Berkaitan dengan Pilkada, lanjut atau tidak? Banyak negara yang akan pilkada tapi mereka menunggu hingga angka kejadian menurun, tapi ada di negara lain yang tetap menyelenggarakan pilkada di tengah pandemi. Unsur yang perlu dicatat penyelenggara adalah ketaatan masyarakat dalam protokol kesehatan, bagaimana pemerintah melakukan aturan terutama kampanye. Seperti pendaftaran paslon, walau dibatasi 30 orang tapi ada pendukung konvoi saat pendaftaran.
“Perlunya kerjasama yang baik antara penyelenggara dengan petugas keamanan. Juga perlunya sanksi tegas pada kontestan yang melakukan pelanggaran protokol kesehatan.

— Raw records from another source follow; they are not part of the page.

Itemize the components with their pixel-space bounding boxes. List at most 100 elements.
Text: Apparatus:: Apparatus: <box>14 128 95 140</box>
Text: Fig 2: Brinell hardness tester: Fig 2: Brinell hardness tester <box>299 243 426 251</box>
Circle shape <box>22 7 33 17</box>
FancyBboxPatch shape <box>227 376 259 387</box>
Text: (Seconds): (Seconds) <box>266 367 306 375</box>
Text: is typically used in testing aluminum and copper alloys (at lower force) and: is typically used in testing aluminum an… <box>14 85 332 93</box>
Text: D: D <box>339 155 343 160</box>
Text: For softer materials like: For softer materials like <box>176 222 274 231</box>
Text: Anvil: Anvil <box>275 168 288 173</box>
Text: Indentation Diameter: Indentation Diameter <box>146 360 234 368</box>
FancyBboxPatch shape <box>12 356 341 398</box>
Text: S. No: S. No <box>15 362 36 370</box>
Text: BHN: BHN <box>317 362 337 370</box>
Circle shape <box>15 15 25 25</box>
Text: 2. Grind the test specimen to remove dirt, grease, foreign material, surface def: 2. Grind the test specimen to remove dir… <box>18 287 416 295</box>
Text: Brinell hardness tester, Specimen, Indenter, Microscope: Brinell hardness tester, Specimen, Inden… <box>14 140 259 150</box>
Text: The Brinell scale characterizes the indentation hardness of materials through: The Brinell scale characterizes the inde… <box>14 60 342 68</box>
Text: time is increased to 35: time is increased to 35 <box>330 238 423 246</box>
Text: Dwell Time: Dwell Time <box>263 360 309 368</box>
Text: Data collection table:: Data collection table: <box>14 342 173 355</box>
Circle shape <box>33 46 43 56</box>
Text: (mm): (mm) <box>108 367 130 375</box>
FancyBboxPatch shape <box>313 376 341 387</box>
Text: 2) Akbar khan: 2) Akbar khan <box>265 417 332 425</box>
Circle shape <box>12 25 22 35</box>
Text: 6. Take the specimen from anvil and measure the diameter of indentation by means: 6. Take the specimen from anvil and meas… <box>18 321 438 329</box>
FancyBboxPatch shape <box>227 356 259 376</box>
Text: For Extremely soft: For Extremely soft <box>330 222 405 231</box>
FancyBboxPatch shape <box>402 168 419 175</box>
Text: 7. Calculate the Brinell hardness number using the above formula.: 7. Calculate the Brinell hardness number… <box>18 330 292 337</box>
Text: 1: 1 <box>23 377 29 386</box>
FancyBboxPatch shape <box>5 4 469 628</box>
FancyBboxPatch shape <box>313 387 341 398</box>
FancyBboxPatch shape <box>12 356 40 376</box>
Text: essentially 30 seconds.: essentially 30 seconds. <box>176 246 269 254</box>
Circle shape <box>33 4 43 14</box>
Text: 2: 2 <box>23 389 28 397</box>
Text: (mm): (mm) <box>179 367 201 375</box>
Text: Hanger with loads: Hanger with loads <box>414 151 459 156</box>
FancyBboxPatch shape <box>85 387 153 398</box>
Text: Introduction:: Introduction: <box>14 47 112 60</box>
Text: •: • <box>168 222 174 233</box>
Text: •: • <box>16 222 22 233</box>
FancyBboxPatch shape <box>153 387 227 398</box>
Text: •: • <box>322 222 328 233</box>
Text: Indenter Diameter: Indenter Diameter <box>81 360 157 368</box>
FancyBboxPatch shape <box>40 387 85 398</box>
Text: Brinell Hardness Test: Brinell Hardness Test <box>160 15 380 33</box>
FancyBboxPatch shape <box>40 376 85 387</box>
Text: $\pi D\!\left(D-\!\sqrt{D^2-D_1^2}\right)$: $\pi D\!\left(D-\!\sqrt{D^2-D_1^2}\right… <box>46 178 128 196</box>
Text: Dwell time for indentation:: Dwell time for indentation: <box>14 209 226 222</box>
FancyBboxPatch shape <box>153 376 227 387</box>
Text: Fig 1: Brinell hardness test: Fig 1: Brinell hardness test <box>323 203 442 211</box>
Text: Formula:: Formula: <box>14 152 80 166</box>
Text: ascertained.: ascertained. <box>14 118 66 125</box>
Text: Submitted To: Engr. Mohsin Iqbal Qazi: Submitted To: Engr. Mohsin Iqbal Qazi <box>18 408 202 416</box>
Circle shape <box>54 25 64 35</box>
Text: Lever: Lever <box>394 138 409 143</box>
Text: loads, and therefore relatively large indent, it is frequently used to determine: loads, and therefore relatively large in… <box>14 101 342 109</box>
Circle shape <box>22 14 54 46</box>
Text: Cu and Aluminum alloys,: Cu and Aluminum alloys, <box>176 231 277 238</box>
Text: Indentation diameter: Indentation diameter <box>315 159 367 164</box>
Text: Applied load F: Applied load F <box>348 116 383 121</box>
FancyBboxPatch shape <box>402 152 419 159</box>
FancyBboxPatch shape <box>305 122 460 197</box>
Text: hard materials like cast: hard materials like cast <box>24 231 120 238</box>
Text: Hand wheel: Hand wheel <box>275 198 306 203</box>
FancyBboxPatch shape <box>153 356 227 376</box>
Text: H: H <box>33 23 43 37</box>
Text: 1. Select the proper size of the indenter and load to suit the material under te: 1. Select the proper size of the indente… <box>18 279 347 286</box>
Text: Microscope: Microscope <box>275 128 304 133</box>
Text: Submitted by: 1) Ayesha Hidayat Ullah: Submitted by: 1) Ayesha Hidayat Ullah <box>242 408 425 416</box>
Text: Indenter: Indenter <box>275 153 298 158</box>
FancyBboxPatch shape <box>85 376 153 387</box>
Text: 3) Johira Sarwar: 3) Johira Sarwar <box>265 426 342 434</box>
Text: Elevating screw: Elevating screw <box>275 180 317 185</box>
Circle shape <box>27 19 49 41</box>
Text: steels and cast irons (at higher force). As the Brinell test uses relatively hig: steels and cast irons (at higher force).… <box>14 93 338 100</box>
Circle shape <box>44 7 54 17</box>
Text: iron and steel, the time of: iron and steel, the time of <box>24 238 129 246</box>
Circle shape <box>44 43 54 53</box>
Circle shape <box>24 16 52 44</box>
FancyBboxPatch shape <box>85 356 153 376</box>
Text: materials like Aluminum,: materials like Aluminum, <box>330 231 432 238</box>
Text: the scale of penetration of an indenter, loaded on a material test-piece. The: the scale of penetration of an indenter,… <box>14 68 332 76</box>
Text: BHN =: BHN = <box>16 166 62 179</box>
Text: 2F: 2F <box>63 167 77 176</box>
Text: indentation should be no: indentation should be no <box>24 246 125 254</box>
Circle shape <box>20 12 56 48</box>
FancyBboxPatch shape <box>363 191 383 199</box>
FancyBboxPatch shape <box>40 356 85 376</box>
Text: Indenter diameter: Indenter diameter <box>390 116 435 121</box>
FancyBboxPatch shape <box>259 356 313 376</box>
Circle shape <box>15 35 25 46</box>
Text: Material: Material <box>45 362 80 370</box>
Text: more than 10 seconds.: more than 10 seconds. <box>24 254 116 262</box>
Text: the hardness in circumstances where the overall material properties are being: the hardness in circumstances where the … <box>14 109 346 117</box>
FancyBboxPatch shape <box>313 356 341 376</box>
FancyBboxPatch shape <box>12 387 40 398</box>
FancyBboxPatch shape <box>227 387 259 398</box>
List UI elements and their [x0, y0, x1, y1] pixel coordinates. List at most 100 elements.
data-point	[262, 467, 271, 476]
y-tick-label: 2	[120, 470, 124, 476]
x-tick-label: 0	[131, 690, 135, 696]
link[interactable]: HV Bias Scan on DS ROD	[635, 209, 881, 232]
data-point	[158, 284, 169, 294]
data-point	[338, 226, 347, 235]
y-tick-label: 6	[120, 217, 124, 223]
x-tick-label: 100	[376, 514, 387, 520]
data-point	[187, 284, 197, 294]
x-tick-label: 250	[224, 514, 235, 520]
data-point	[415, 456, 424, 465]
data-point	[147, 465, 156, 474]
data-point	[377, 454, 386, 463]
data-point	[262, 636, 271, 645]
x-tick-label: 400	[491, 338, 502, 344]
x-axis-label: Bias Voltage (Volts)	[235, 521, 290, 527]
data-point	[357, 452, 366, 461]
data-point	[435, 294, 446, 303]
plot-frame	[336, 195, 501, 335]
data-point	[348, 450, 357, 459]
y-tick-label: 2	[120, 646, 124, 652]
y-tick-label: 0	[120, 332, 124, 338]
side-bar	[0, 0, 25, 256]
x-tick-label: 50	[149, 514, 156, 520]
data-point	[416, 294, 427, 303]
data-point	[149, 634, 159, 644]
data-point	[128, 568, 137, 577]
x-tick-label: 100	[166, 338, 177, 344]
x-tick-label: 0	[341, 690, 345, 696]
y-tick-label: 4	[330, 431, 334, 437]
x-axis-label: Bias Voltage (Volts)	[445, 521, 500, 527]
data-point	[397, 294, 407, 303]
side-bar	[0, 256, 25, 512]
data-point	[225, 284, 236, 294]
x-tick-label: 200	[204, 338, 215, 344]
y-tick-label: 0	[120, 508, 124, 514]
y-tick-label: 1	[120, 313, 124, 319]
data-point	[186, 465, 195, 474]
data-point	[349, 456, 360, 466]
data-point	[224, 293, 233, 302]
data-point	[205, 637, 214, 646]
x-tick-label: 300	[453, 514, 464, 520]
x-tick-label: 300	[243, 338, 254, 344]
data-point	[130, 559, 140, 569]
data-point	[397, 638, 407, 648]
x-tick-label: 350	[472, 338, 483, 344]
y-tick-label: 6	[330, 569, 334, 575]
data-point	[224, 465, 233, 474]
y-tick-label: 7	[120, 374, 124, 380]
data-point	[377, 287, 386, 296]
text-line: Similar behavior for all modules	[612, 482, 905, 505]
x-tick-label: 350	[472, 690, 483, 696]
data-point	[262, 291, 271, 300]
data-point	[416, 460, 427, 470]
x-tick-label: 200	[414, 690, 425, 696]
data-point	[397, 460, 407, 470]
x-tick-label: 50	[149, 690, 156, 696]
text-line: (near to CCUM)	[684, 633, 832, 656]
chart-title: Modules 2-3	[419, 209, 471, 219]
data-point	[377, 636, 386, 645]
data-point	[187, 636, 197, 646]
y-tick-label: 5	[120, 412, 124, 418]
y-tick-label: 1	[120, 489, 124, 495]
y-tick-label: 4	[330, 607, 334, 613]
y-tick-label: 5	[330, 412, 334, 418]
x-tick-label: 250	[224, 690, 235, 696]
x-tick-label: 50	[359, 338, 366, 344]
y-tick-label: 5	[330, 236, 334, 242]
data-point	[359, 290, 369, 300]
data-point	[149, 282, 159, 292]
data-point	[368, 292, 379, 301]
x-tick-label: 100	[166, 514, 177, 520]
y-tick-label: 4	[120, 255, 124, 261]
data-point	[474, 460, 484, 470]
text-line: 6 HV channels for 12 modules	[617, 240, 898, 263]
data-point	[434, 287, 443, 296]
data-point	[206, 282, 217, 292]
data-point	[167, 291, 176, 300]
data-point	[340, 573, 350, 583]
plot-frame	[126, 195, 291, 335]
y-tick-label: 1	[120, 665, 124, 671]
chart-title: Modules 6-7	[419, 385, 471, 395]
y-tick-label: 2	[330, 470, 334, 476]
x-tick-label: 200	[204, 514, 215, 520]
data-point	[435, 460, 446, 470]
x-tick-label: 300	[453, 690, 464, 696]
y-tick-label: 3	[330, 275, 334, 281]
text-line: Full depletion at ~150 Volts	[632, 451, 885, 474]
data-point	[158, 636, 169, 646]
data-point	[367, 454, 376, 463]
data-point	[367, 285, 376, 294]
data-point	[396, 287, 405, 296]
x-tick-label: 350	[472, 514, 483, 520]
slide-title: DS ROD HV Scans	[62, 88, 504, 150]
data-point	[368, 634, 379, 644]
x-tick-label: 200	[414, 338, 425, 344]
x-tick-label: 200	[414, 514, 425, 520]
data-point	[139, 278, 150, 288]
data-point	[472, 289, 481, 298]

Agar ada efek jera. Jika tidak ada sanksi tegas maka kontestan akan memanfaatkannya dengan mengumpulkan massa, ini yang memungkinkan menimbulkan klaster baru Covid-19,” paparnya.
Dia menambahkan bahwa suka tidak suka, mau tidak mau, Pilkada ini harus dijalankan. Jika dilaksanakan atau tidak, ini simalakama. Dilaksanakan akan menambah angka kejadian dan menurutnya KPU perlu mempertimbangkan soal tidak ada pengumpulan massa. Jadi kontestan bisa kampanye lewat mobil keliling, difasilitasi KPU, jadi warga bisa mendengarkan di depan rumah, dengan kontestan menyampaikan visi misi dengan keliling kampung, kota, dan sebagainya.
“Dengan mobil penerapan, bergiliran. Agar semua kampung bisa didatangi. Jadi semua tetap bisa kampanye , warga dapat mendengarkan semua visi misi calon. Masyarakat bisa stay di rumah, menjaga protokol kesehatan. Atau mungkin KPU ada solusi lain yang sudah disiapkan. Menurut saya ini belum terlambat, karena masa kampanye belum dimulai. Sekarang masih masa verifikasi,” pungkasnya.